DN Staff

January 15, 2010

3 Min Read
Leave Room for Serendipity

Sometimes we are just too practical for our own good. Maybe it's our technical training that convinces engineers we really can control human variables, carefully planning nearly every aspect of our professional and personal lives.

But I have started to worry that we are becoming too programmed. We are less open to serendipity than we used to be, and we just might be missing out on a time-tested approach to invention. History is replete with examples of beakers accidentally spilling on the floor and the next thing you know, some scientist is stumbling onto Flubber.

The invention of the microwave oven is legendary: Percy LeBaron Spencer discovered that the chocolate bar packed in his clothing for a snack melted as he was testing technology for a new radar system. The next thing you know, we have a 750-lb prototype for the greatest innovation in cooking since fire.

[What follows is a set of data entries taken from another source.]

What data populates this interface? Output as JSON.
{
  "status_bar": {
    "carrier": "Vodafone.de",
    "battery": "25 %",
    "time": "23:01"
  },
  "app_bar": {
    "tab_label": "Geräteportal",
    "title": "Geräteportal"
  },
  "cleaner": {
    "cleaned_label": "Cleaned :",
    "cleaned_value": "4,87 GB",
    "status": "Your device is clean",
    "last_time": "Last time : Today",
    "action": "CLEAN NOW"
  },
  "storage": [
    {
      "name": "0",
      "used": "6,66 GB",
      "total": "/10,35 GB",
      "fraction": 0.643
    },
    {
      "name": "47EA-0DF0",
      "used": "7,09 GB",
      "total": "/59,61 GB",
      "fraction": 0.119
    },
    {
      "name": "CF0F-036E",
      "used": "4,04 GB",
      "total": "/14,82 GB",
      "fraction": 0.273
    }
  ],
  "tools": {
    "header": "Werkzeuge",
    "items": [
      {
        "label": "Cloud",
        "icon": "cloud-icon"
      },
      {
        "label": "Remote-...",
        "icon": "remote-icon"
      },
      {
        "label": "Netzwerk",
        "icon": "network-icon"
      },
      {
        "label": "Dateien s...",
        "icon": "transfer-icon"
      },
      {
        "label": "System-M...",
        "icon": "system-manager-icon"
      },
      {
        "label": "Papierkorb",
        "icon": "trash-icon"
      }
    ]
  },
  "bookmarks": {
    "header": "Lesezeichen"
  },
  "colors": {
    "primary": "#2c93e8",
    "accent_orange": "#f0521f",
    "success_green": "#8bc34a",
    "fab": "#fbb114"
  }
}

How does one go looking for serendipity? You don't - but you have to be in a place where it can find you. My approach is simple: Pick a day, pick a big hairy challenge, pick a ridiculously tight deadline and go for it. Stay with me here: If the challenge is big enough, I admit you are going to need some real luck to make it all work out.

Here's a recent example: I was organizing an important conference wrapped around the challenge, "What will change everything." I wanted an object - something people could really hang their imaginations on - displayed on the stage to capture the power of how a single idea can change the world. With just days until the conference, it hits me: Why not get the podium used by President John F. Kennedy to give his landmark "we go to the moon because it is hard" speech?

Big, hairy, audacious goal? Check. Crazy deadline? Check. What's it going to take? Hard work and luck.

Let me rip through the story. I have no idea where to find this national treasure, however, I am meeting with Anousheh Ansari later that day. You've heard of Anousheh - the first female space tourist, and it's her family behind the Ansari X-Prize. Can she help? Hmmm. Maybe.

The next day I get an e-mail from the head curator of the Fort Worth Museum of Science who just happens to owe a favor to Anousheh. His good friend is the curator at Space Center Houston, which apparently houses the podium in its archives.

I get him on the phone and he tells me that this national treasure has never been out on loan. But then a crack of daylight emerges - he tells me that if it was to be loaned, it would take at least a $1 million insurance policy. He probably thinks this will shake me loose.

Twenty-four hours later I am faxing the policy to the museum. The art movers leave that morning for Houston. This picture is taken the following day, from the edge of the stage at the conference.

Luck? Innovative approach? Positive thinking? Serendipity? Yes.